Oh I totally agree. I am planning on switching this to something container related, it just didn't feel right here because I was just treating user code as a "user process". However, if this doesn't seem terrible, I have the following proposal then. To build a thin vertical slice, I propose abandoning this and moving towards the following:

  1. Build an example repo container with the following files:

    repository.yaml, repo.py, pipeline.py, Dockerfile, setup.sh, build.sh, deploy.sh
  1. Setup CLI for snapshotting container repository definitions (via pickle) and update Dockerfile entrypoint in example. This nice thing about this CLI piece is that when @schrockn or you are done with the snapshot pieces, you can just replace the pickle stuff with your stuff.
  1. Setup ContainerLoaderEntrypoint to exec container serialization and hook into dagit CLI.
  1. Build a local dagit container and show everything working end to end. Reads are now isolated. Execution is still happening in dagit container.
  1. Build a ContainerExecutionManager which hands the container a pipeline_name, solid_subset, pipeline run, and instance. The container will run execute_run_iterator and return the event list. Now execution should work with run launching support.

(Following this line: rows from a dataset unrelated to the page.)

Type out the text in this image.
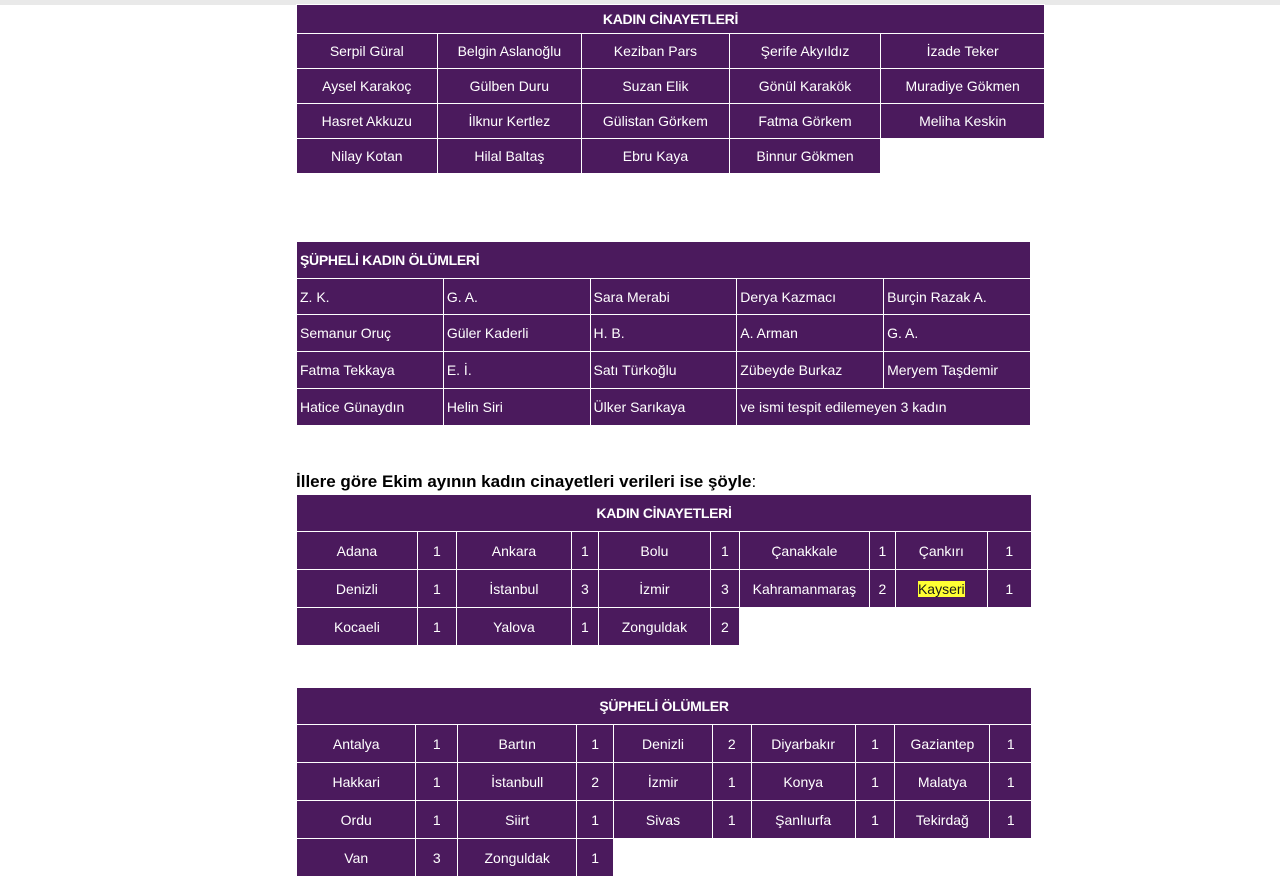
KADIN CİNAYETLERİ				
Serpil Güral	Belgin Aslanoğlu	Keziban Pars	Şerife Akyıldız	İzade Teker
Aysel Karakoç	Gülben Duru	Suzan Elik	Gönül Karakök	Muradiye Gökmen
Hasret Akkuzu	İlknur Kertlez	Gülistan Görkem	Fatma Görkem	Meliha Keskin
Nilay Kotan	Hilal Baltaş	Ebru Kaya	Binnur Gökmen	
ŞÜPHELİ KADIN ÖLÜMLERİ				
Z. K.	G. A.	Sara Merabi	Derya Kazmacı	Burçin Razak A.
Semanur Oruç	Güler Kaderli	H. B.	A. Arman	G. A.
Fatma Tekkaya	E. İ.	Satı Türkoğlu	Zübeyde Burkaz	Meryem Taşdemir
Hatice Günaydın	Helin Siri	Ülker Sarıkaya	ve ismi tespit edilemeyen 3 kadın	
İllere göre Ekim ayının kadın cinayetleri verileri ise şöyle:
KADIN CİNAYETLERİ									
Adana	1	Ankara	1	Bolu	1	Çanakkale	1	Çankırı	1
Denizli	1	İstanbul	3	İzmir	3	Kahramanmaraş	2	Kayseri	1
Kocaeli	1	Yalova	1	Zonguldak	2				
ŞÜPHELİ ÖLÜMLER									
Antalya	1	Bartın	1	Denizli	2	Diyarbakır	1	Gaziantep	1
Hakkari	1	İstanbull	2	İzmir	1	Konya	1	Malatya	1
Ordu	1	Siirt	1	Sivas	1	Şanlıurfa	1	Tekirdağ	1
Van	3	Zonguldak	1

Does this seem rational? If so, I can start sending diffs for that container prototype.

Does this seem rational? If so, I can start sending diffs for that container prototype.

That plan seems reasonable. Given the novel nature of the project, I would focus much more on moving forward in the prototype than producing landable diffs in the near term. My hypothesis is that there are a lot of details that will only become clear as you get things working end to end.

@alangenfeld Ok, I will start to get out pieces 1-4 so we have a working prototype. Do you recommend me breaking things out into different diffs similar to how Nick did it. Just so I can get feedback as I go. I really don't want to do a grand reveal here.

you'll definitely want a nice stack of diffs for getting things landed - but the process in which you get there is not prescriptive. The spectrum roughly goes from

  • have a big prototype commit/diff with no reviewers that you extract things from as you become confident they are good to get them landed

to

  • be buttoned about from the outset and have clean commits/diffs that you iterate on and rearrange as you go

but realistically it's somewhere in between.

Im going to write up a wiki on the topic with some pictures since I think this is generally valuable thinking for anyone working on a large new feature.

This revision now requires changes to proceed.Mar 23 2020, 11:38 PM

Abandoning prototype. Was able to demo isolated reads for user processes via pickle. Have a potential path forward for containerized prototype which I will work towards.